More than three-dozen of Hammar’s friends gathered at Ros-Lehtinen’s office Thursday, wearing yellow ribbons to support military families. Classmates of Hammar’s sister, who has not been able to come home yet because she’s taking college exams in North Carolina, said they have decorated trees at Westminster with messages for Hammar.
“Everybody loves him,” 22-year-old Brittany Hays said of Hammar, whom she has known for more than a decade.
Several friends called Hammar kind-hearted and easygoing, with a surfer’s long locks and laidback demeanor. As a kid, Hispanic friends nicknamed him Juan Martillo — a play on the phonetic sound of his name, “John Hammer.” In high school, a string of girls had crushes on him. He loved the water and volunteered teaching disabled children how to sail, a high school classmate and neighbor said.
After the 9/11 terrorist attacks, Hammar and a group of friends enlisted in the Marine Corps. He was deployed to Afghanistan and Iraq, where his battalion lost more than a dozen troops, before receiving an honorable discharge in 2007. He later served four more years in inactive reserve.
Last year, Hammar voluntarily checked into a residential treatment center for veterans in California, where he was treated for nine months for PTSD. (His mother said he complained that the California surf was too cold. “I’ve got to move back to Miami,” he told her.)
In prison, Hammar has reverted to “combat mode,” said his mother, who calls her son Jonny.
“In addition to being somewhat hopeless, he is enraged,” she said. “He’s read the entire Bible, because that’s all he has.”

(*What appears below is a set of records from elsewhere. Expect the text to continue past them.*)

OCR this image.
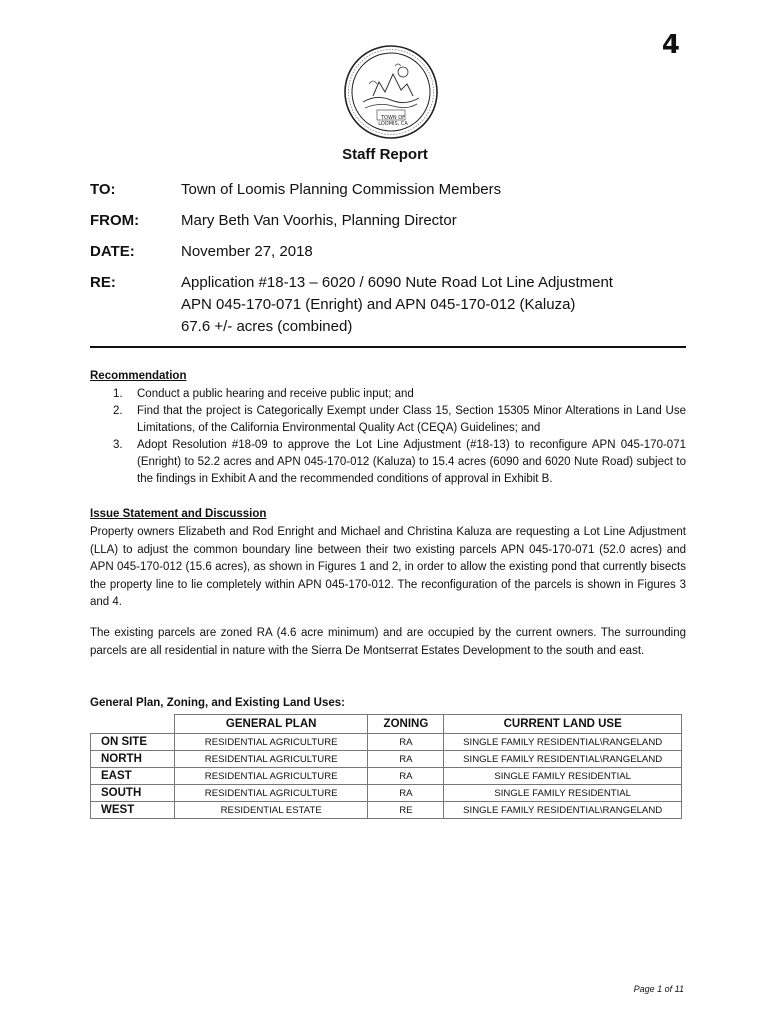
4
TOWN OF
LOOMIS, CA
Staff Report
TO:	Town of Loomis Planning Commission Members
FROM:	Mary Beth Van Voorhis, Planning Director
DATE:	November 27, 2018
RE:	Application #18-13 – 6020 / 6090 Nute Road Lot Line Adjustment
APN 045-170-071 (Enright) and APN 045-170-012 (Kaluza)
67.6 +/- acres (combined)
Recommendation
1. Conduct a public hearing and receive public input; and
2. Find that the project is Categorically Exempt under Class 15, Section 15305 Minor Alterations in Land Use Limitations, of the California Environmental Quality Act (CEQA) Guidelines; and
3. Adopt Resolution #18-09 to approve the Lot Line Adjustment (#18-13) to reconfigure APN 045-170-071 (Enright) to 52.2 acres and APN 045-170-012 (Kaluza) to 15.4 acres (6090 and 6020 Nute Road) subject to the findings in Exhibit A and the recommended conditions of approval in Exhibit B.
Issue Statement and Discussion
Property owners Elizabeth and Rod Enright and Michael and Christina Kaluza are requesting a Lot Line Adjustment (LLA) to adjust the common boundary line between their two existing parcels APN 045-170-071 (52.0 acres) and APN 045-170-012 (15.6 acres), as shown in Figures 1 and 2, in order to allow the existing pond that currently bisects the property line to lie completely within APN 045-170-012. The reconfiguration of the parcels is shown in Figures 3 and 4.
The existing parcels are zoned RA (4.6 acre minimum) and are occupied by the current owners. The surrounding parcels are all residential in nature with the Sierra De Montserrat Estates Development to the south and east.
General Plan, Zoning, and Existing Land Uses:
	GENERAL PLAN	ZONING	CURRENT LAND USE
ON SITE	RESIDENTIAL AGRICULTURE	RA	SINGLE FAMILY RESIDENTIAL\RANGELAND
NORTH	RESIDENTIAL AGRICULTURE	RA	SINGLE FAMILY RESIDENTIAL\RANGELAND
EAST	RESIDENTIAL AGRICULTURE	RA	SINGLE FAMILY RESIDENTIAL
SOUTH	RESIDENTIAL AGRICULTURE	RA	SINGLE FAMILY RESIDENTIAL
WEST	RESIDENTIAL ESTATE	RE	SINGLE FAMILY RESIDENTIAL\RANGELAND
Page 1 of 11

Olivia Hammar, a magazine publisher, said she Googles news about Mexico every morning to find out of anything violent has happened at or around the Matamoros prison. She expected Hammar to return from Mexico in September, when her husband, a software engineer also named Jon, traveled to Matamoros to fight for his son’s release.
“It’s a precarious situation now that we’ve gone public,” Jon Hammar said, calling for an end “to this silly, unfortunate thing that is happening.”
Hammar’s friends, hoping for his return by Christmas, are planning a celebration on Dec. 26. Also in the works: a plan to raise money to send Hammar to Costa Rica — on a plane.
“We’re just so proud of everything that he’s done,” friend Jessica Fernandez said. “We’re not going to rest until he comes home.”